The centerpiece of Nora Highland is a lengthy Zoom chat, in which a theater director (Ireland) and actor (Michael Hsu Rosen) spat over the casting of gay characters – the thorny ethical issue of casting straight actors in the roles – while discussing an upcoming Broadway revival. “They’re big New York stage actors, so we rehearsed it for two weeks and then they got off book, as if we were doing a play,” Spahn says of the process. “One was in Upstate, and the other was in Chelsea.
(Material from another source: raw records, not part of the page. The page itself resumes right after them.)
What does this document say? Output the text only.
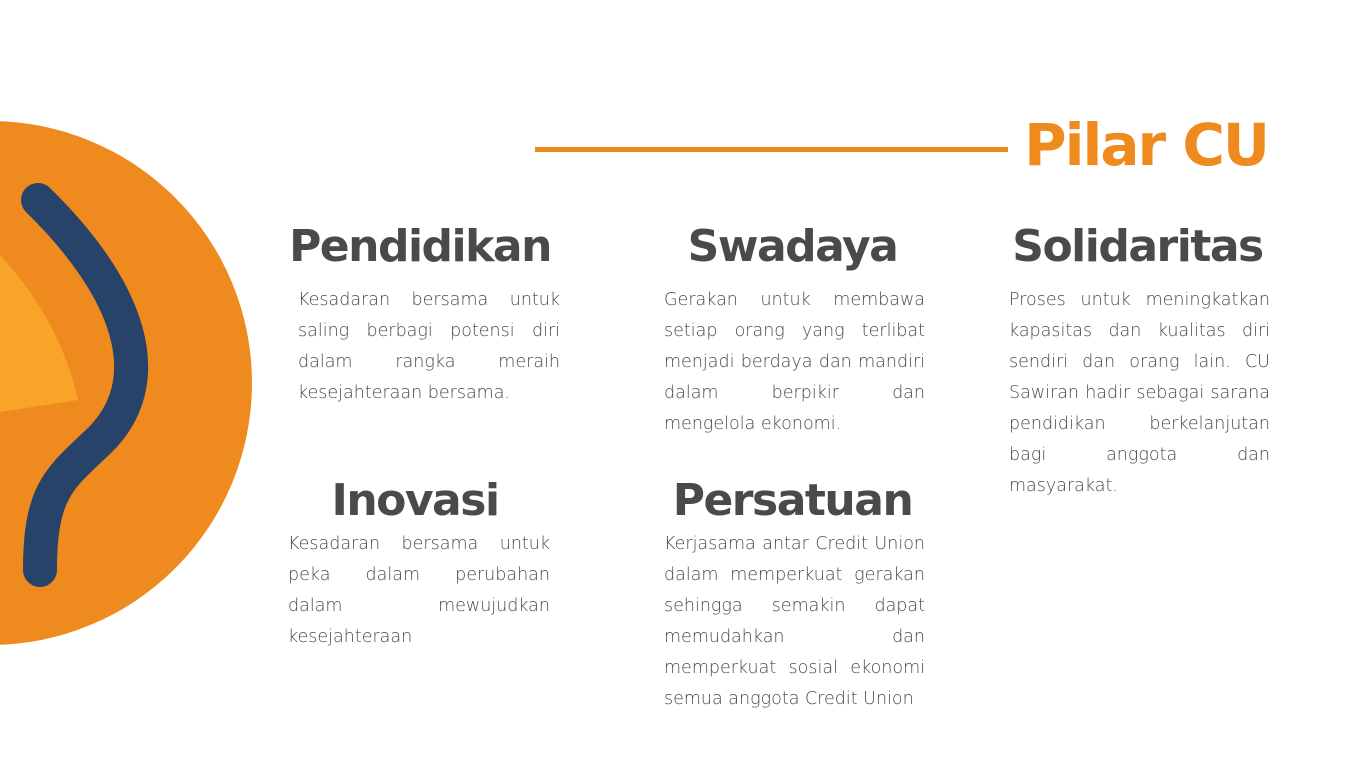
Pilar CU
Pendidikan

Kesadaran bersama untuk saling berbagi potensi diri dalam rangka meraih kesejahteraan bersama.

Swadaya

Gerakan untuk membawa setiap orang yang terlibat menjadi berdaya dan mandiri dalam berpikir dan mengelola ekonomi.

Solidaritas

Proses untuk meningkatkan kapasitas dan kualitas diri sendiri dan orang lain. CU Sawiran hadir sebagai sarana pendidikan berkelanjutan bagi anggota dan masyarakat.

Inovasi

Kesadaran bersama untuk peka dalam perubahan dalam mewujudkan kesejahteraan

Persatuan

Kerjasama antar Credit Union dalam memperkuat gerakan sehingga semakin dapat memudahkan dan memperkuat sosial ekonomi semua anggota Credit Union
But because it was designed for [Zoom], the way you’d rehearse it is exactly the way it was filmed. So we did it in one take, and I hoped there wasn’t an internet or cell-phone problem.”
Despite some initial editing quibbles – “we couldn’t sit next to each other, so the editor had to screen-share his desktop, and there were weird delays and volume issues,” he explains – Spahn found filmmaking during the pandemic “very freeing.”
Although Songbird has polar-opposite stakes and circumstances, Mason shares that sentiment: “Because there weren’t loads of people around, weighing in with opinions and thoughts and so on, there was this incredible sense of freedom that I haven’t felt for years. I think it kind of stripped away all of the bulls–t of filmmaking.”
Songbird is available on video on demand from December 11. Host is available now on Shudder. Nora Highland is currently screening at online festivals.